In May 2003 I attended a closed international conference. The topic was Middle East security after the fall of Saddam Hussein. To the participants’ surprise a special guest joined the meeting and gave a speech: Muhssein Rizai, the former commander of the Iranian Revolutionary Guards Corps, and an influential insider of the regime in Tehran.

Mr. Rizai sent a clear message to the US administration: If you, the Americans, want to stabilize the Middle East, talk to the hegemonic power – us, the Iranians. What he effectively offered to the United States in that speech was a partition of the Middle East into two zones of influence – an Iranian one and an American.

He later met secretly with some US officials in their suite, but the US administration rejected his offer. Until now.

With the deal between the P5+1 world powers (the five permanent members of the UN Security Council – the United States, Russia, China, Britain, and France – plus Germany) and Iran that was signed in Geneva last month, the Iranian regime stands on the verge of getting exactly what it wants, thanks to nuclear blackmail.
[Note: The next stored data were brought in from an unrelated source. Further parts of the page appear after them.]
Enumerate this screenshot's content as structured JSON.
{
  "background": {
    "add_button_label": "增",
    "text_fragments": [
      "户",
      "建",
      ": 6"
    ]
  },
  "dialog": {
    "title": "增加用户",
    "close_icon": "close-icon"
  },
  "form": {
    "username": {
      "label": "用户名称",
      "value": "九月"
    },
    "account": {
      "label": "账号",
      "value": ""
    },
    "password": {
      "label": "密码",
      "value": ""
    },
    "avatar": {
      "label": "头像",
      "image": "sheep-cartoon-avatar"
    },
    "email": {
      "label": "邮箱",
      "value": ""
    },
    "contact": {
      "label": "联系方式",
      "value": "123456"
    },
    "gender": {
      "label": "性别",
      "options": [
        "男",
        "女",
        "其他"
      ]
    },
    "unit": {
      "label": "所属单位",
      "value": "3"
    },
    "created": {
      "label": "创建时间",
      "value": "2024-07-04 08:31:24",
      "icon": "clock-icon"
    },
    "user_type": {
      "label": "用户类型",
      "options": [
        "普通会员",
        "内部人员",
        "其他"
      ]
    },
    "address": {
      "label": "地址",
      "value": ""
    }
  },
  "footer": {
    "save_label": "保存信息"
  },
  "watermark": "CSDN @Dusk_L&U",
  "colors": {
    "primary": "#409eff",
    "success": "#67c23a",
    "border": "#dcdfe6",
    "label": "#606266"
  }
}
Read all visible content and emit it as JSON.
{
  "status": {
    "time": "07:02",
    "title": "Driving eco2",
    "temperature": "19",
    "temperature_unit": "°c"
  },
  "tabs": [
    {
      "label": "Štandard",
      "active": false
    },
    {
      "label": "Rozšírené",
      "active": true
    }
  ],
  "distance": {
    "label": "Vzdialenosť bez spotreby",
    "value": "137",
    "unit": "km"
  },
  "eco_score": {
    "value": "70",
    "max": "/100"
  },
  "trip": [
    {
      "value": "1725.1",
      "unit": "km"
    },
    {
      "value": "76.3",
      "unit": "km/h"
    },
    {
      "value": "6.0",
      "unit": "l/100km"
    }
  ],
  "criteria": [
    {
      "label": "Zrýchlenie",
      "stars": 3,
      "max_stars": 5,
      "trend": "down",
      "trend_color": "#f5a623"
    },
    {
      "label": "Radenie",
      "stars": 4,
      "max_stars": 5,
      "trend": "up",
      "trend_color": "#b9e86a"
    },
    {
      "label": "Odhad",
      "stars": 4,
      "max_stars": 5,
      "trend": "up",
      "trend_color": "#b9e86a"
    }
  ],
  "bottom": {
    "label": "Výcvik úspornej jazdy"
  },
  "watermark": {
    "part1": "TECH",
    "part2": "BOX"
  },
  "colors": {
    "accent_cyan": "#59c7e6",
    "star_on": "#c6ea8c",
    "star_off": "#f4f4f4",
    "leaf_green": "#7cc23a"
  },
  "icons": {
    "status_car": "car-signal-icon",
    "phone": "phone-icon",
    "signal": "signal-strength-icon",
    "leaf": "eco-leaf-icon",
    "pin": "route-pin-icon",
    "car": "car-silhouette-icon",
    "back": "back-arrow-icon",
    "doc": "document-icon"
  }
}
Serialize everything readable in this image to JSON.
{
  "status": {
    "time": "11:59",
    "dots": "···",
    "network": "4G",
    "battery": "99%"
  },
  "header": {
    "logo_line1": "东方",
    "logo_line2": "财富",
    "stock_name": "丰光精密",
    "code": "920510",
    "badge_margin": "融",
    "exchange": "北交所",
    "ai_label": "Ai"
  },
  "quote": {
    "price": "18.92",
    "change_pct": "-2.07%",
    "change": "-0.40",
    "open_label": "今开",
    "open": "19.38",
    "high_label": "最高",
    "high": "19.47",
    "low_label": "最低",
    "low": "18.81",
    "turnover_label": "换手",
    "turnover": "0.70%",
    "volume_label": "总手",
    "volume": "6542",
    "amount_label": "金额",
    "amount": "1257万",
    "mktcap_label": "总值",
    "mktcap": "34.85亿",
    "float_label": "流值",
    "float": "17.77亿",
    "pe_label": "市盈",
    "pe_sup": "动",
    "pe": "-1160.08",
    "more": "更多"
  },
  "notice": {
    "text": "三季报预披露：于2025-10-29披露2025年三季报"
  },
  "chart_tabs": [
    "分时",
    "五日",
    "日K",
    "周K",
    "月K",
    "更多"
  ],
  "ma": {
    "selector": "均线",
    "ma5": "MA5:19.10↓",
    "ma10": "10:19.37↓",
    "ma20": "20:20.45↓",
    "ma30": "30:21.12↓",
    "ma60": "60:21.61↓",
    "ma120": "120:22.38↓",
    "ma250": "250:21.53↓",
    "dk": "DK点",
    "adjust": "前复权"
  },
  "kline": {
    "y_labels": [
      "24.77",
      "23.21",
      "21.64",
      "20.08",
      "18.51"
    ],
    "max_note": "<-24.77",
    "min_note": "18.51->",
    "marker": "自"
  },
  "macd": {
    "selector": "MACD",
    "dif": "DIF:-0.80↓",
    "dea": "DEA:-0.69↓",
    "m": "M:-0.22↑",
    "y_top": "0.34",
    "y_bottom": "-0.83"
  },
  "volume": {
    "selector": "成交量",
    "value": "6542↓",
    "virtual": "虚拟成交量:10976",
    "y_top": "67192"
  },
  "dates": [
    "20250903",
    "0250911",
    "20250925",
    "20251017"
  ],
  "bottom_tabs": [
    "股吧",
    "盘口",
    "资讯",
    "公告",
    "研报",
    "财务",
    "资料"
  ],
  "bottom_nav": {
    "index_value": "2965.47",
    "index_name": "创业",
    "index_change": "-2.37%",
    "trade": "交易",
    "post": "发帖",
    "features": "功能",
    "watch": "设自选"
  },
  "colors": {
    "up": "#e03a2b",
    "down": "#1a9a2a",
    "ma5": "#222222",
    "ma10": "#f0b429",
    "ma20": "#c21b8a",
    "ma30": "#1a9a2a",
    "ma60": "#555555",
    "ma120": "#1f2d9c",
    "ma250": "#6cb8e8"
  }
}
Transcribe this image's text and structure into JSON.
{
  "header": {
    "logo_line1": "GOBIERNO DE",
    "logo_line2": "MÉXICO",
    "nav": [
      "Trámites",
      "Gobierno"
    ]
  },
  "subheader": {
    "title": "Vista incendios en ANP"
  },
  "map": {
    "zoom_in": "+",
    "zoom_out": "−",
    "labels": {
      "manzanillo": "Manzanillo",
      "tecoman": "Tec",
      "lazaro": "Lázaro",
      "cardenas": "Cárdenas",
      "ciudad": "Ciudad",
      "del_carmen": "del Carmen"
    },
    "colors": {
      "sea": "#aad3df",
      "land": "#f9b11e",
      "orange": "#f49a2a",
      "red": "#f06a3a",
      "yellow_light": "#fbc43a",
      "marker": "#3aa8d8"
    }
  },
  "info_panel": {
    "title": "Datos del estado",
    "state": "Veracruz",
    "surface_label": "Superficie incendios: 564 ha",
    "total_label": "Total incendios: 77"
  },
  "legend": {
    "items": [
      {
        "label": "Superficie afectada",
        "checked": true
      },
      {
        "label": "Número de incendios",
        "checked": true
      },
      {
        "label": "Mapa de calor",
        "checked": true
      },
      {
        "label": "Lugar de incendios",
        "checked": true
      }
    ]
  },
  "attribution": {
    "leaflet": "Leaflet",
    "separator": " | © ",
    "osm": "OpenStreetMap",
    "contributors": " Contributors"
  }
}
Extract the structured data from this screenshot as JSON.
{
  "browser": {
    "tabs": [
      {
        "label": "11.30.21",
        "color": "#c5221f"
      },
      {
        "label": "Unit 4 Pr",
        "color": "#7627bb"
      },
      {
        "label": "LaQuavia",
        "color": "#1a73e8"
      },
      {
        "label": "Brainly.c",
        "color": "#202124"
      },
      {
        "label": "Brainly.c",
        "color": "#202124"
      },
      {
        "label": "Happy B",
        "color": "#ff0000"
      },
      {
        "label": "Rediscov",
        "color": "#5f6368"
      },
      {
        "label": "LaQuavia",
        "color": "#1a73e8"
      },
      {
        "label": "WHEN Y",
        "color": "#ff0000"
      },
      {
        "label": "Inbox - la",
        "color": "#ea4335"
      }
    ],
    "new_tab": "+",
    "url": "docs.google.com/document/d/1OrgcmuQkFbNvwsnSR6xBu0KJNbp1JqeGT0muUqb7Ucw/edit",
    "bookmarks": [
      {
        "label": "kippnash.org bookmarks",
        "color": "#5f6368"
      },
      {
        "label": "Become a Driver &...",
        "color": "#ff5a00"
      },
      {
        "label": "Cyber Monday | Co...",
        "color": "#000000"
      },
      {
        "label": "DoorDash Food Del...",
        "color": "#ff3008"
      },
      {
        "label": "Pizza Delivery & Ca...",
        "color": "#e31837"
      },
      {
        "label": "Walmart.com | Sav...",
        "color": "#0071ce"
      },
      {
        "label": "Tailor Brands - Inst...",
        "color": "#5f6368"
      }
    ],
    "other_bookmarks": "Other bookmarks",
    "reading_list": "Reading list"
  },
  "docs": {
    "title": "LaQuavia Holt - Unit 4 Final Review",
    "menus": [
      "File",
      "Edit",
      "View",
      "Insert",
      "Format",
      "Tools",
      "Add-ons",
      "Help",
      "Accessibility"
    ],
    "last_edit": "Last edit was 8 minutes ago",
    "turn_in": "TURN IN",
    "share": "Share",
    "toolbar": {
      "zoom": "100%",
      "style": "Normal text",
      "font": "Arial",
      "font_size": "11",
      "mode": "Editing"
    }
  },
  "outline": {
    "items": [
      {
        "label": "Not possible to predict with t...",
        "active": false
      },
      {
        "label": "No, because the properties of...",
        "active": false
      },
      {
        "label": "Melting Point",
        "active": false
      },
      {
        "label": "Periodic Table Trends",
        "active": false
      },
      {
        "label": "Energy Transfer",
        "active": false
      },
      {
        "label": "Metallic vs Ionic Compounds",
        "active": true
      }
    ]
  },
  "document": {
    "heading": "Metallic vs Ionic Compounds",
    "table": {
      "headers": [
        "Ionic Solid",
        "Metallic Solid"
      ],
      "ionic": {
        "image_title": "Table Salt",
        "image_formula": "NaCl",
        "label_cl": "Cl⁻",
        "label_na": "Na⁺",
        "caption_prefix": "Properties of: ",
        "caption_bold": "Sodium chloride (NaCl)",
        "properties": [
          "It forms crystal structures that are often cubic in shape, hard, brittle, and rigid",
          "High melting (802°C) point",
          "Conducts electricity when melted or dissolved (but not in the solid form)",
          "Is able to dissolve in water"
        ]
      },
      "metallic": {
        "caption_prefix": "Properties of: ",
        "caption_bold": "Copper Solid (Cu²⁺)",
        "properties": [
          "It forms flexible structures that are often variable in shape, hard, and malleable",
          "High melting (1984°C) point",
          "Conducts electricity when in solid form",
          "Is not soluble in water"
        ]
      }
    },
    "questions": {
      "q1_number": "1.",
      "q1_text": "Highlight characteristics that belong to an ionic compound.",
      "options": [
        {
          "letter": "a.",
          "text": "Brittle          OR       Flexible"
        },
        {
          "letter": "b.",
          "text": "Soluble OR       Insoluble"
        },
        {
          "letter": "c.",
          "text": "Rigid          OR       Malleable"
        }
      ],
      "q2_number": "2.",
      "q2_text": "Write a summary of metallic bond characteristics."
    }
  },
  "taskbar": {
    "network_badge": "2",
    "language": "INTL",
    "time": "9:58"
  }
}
Though this agreement achieves a partial, temporary delay of the Iranian nuclear project, it is very important to understand what it does not include on Iran’s part:

  • Stopping development and production of long-range ballistic missiles
  • Ending the subversion of Sunni regimes in the region, such as Bahrain and Saudi Arabia
  • Ceasing support and financing of terror organizations such as Hezbollah
  • Halting the export of the Islamist revolution to other Muslim countries, such as Lebanon, Iraq, and west Afghanistan
  • Stopping the brutal repression of the Iranian people and of its minority nationalities (Azeris, Kurds, Baluchis, Arabs, and others).

Accordingly, the P5+1 seems ready to give to the ayatollah's regime not only a comprehensive insurance policy for its survival, but also a license for its imperial ambitions and a permit to use the blackmail leverages of missiles and terror to undermine governments in the Persian Gulf and Lebanon, Jordan, Egypt and the Palestinian territories.

Moreover, as a consequence of the agreement, the domestic Iranian opposition could be stifled and tortured with the silent acquiescence of the Western democracies.

Thus Israel, which continues to face an estimated 70,000 rockets and missiles from Hezbollah and Hamas targeting its cities, will not be the only victim of the deal.

Israel and other American allies concerned about the threat of Iranian aggression in the region might be able to come together and create a new regional alliance to confront these dangers. But that is not feasible as long as there is no real progress in the Israeli-Palestinian negotiations; Arab countries will not join Israel in such an alliance while the West Bank is occupied and Israeli settlements there are expanded.

Israeli Prime Minister Benjamin Netanyahu's harsh criticism of the Geneva deal is correct. The eagerness on the part of the P5+1 to strike a deal with the ayatollah's regime seems to stem not only from an aversion to standing up against evil, but also from a lack of understanding of the Islamist challenge and from a blurred distinction between allies and foes in the region.

The problem, however, is that Mr. Netanyahu's keenness to appease the hard-liners and “settlers” in his country renders progress in the Israeli-Palestinian negotiations impossible, thereby thwarting any attempt to build a regional alliance with Arab countries against the Iranian threat.

Without the Geneva deal in place, the US administration might have been able to give the Israelis and Palestinians a bridging offer in early 2014. But now that this deal is signed, the US may not have the moral authority to exert pressure on any Israeli government regarding an agreement with Palestinians. Thus for all its failures against the Iranian threat, this deal also increases the chances that Secretary of State John Kerry's sincere, tireless efforts to bring about a resolution of the Israeli-Palestinian conflict will fail.

Dr. Ephraim Sneh twice served as Israel’s deputy minister of defense, was a member of several Israeli cabinets, and is chair of the S. Daniel Abraham Center for Strategic Dialogue at Netanya Academic College in Netanya, Israel.